As we mentioned earlier this week, it’s likely that, as former defence minister, Sir Nick’s motive for tabling these questions is from personal curiosity over defence matters rather than an external prompt. We have provided here the second question Sir Nick asked on AWE Burghfield, which supports this suggestion. As we have previously noted, at this stage we do not think it would be useful to approach Sir Nick for a meeting: he would likely wish to focus on this particular incident and we would not be able to add anything to the information he has received from the Minister. While we wouldn’t expect this question or the Minister’s response to be picked up by the media, we have the agreed statement in place should we get any enquiries.
We will continue to monitor Parliament for any further developments on this issue and we will keep the agreed statement on standby should we get any inquiries from this.
Joint Committee on Human Rights says terrorism measures need to be urgently reviewed
The House of Commons and House of Lords Joint Committee on Human Rights has published a report which says that Terrorism Prevention and Investigation Measures (TPIMs) may be “withering on the vine” as a counter-terrorism tool of practical utility. It says that it has failed to find any evidence that TPIMs have led to an increase in criminal arrests for terrorism and concludes that in 2015, the new Government must urgently address the role and effectiveness of these measures within the context of a broader review of counter-terrorism powers.
The Guardian says that almost eight current orders under TPIMs are to expire shortly under a two-year limit imposed when they were introduced in 2011. Suspects under TPIMs face a wide range of restrictions including overnight residence at a specified address, electronic tagging, tracking of movements and restrictions on travel, communications, finances, associations, work and study. TPIMs were introduced to meet a coalition commitment to get rid of control orders.

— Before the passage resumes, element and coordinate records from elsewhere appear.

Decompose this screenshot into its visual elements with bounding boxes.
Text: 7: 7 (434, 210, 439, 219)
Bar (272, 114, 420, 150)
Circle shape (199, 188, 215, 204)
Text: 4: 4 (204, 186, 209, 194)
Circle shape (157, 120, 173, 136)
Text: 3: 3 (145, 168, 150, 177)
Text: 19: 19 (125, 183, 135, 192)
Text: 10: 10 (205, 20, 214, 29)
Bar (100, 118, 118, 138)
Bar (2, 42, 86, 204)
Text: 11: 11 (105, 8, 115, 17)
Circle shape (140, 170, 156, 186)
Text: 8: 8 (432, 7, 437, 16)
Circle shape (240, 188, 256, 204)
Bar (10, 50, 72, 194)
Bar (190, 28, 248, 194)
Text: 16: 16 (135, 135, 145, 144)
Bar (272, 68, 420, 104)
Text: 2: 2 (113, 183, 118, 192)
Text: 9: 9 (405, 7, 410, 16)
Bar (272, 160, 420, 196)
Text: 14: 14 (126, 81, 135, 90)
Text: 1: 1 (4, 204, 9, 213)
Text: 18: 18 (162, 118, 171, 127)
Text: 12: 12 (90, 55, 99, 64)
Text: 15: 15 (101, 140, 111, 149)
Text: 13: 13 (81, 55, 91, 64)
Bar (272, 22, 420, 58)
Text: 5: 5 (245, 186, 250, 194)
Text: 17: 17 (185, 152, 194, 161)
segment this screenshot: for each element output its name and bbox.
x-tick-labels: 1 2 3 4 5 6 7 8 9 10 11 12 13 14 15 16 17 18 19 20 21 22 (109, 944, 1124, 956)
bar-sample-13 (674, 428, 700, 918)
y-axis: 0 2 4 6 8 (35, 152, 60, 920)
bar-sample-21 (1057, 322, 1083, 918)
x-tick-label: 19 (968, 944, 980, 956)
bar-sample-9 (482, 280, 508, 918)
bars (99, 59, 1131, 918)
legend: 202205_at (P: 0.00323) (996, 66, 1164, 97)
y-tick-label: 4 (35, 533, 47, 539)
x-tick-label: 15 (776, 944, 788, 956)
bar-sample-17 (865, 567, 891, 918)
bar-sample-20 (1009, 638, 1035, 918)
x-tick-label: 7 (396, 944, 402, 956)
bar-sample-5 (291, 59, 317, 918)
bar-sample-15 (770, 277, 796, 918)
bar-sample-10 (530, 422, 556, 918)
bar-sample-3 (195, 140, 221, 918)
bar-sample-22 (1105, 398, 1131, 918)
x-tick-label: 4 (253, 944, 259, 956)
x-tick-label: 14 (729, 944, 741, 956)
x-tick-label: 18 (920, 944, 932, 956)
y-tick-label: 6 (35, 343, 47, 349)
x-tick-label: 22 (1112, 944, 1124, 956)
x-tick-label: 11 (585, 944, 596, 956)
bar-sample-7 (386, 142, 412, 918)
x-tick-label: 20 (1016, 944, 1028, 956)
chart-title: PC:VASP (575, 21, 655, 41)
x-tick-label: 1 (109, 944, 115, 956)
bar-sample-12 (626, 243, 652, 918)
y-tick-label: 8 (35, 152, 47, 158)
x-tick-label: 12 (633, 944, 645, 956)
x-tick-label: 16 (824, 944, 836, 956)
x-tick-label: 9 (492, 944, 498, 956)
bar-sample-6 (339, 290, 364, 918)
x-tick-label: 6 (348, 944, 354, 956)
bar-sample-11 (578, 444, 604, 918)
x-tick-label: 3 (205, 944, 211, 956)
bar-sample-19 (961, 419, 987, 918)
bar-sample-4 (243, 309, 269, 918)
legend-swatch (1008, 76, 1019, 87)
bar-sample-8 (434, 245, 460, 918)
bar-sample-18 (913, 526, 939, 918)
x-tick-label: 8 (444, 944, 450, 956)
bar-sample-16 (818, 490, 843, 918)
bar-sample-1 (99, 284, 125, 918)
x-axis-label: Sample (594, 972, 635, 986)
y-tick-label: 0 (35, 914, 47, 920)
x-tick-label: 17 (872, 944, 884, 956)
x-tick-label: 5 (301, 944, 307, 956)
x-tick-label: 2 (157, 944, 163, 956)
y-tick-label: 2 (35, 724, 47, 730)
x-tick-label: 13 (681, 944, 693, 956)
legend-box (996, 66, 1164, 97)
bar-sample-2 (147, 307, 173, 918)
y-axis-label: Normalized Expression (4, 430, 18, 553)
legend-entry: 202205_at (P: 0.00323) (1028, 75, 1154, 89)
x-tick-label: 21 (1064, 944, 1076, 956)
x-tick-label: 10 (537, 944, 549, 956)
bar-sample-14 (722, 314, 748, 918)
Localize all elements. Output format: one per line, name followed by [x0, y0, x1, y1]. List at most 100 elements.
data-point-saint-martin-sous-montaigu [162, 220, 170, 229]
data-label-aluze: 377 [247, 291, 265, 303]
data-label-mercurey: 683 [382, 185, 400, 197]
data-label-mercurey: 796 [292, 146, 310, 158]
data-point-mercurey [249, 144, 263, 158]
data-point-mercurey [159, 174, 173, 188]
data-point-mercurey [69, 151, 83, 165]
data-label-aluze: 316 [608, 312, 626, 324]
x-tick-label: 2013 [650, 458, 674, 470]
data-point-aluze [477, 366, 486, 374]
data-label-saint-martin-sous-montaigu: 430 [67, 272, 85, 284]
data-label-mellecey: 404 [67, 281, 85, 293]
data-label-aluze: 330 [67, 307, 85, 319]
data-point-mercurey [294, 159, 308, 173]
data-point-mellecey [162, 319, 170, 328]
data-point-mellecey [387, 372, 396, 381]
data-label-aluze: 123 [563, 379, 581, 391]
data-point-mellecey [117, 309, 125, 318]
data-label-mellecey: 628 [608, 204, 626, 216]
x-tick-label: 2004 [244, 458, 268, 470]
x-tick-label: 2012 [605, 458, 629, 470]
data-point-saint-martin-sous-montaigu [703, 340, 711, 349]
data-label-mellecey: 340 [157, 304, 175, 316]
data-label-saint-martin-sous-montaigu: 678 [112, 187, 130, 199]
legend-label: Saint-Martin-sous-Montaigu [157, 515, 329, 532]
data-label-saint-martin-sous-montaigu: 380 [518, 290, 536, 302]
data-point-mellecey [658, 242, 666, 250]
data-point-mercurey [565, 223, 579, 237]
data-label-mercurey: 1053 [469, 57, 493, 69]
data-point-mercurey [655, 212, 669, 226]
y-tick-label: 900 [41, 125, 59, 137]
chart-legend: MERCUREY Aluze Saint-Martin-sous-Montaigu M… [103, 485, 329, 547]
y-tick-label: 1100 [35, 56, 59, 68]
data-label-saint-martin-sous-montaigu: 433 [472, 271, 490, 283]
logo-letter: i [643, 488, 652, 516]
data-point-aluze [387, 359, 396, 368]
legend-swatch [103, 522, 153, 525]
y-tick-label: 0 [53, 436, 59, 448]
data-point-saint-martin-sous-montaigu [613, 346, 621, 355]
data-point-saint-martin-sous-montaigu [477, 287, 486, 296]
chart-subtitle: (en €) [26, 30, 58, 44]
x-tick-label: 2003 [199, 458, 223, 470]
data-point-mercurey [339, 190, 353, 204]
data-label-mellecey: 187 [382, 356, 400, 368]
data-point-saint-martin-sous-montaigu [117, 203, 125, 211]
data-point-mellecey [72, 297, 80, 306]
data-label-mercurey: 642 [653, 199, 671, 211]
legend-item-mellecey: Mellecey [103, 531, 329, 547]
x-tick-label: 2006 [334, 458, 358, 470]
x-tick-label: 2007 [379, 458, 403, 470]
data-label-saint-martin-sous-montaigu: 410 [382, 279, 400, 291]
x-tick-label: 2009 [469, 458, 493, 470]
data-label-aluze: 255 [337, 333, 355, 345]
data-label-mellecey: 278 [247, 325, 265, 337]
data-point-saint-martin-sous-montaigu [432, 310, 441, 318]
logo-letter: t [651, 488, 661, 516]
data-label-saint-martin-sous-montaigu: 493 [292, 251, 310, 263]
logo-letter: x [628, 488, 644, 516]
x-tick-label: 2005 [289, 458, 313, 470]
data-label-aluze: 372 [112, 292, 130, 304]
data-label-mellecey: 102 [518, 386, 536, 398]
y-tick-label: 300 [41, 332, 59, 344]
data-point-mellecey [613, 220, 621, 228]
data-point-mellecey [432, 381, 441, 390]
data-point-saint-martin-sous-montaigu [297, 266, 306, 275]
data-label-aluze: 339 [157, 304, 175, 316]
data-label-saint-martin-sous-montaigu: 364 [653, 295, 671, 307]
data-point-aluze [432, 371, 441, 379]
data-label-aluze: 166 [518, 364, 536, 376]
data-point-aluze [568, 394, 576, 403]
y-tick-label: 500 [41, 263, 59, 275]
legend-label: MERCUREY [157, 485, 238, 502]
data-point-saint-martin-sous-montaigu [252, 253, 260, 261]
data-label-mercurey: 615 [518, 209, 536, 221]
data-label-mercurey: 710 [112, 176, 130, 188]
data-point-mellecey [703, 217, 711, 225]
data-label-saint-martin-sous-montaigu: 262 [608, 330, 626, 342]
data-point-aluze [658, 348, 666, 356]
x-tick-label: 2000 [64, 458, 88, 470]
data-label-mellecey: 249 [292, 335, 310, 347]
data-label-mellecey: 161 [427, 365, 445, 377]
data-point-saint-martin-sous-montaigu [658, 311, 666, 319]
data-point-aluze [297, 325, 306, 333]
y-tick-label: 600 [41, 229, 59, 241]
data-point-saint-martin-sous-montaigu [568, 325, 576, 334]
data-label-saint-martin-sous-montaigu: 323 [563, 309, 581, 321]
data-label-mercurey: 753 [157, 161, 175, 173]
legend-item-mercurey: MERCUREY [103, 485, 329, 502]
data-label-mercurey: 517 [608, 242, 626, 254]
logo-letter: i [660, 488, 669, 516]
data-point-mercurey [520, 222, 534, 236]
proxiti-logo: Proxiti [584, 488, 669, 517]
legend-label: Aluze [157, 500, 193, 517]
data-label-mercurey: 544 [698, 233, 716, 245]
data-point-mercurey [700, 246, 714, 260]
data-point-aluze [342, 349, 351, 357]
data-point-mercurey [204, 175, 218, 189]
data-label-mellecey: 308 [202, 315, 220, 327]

The Committee said the powers had no effectiveness in an investigative situation, but were useful in terror prevention. However, Committee Chair Dr Hywel Francis said that even as preventative measures TPIMs seemed to be “going out of favour with the agencies” and added that there was insufficient public information to make a proper judgement whether the power to impose TPIMs was still required. Dr Francis concluded “the next government will need to look again at these measures within the context of counter-terrorism powers more generally”.
Fourth tranche of redundancies announced by the Defence Secretary
Details of the fourth and final set of armed forces redundancies have been announced by the Defence Secretary. The reduction in personnel has been planned for several years and the redundancies are the last of four rounds which were announced in the strategic defence and security review in October 2010. The MOD said that with the details of the final tranche announced, it marks “the end of uncertainty” facing military personnel.
The fourth tranche of redundancies will consist of approximately 1,500 personnel, with over 1,400 to come from the Army. The MOD says that there is a robust resettlement process and a “generous” tax-free payment in place for those selected for redundancy. The Express newspaper reports that the Department is aiming for two thirds of the redundancies to be Voluntary.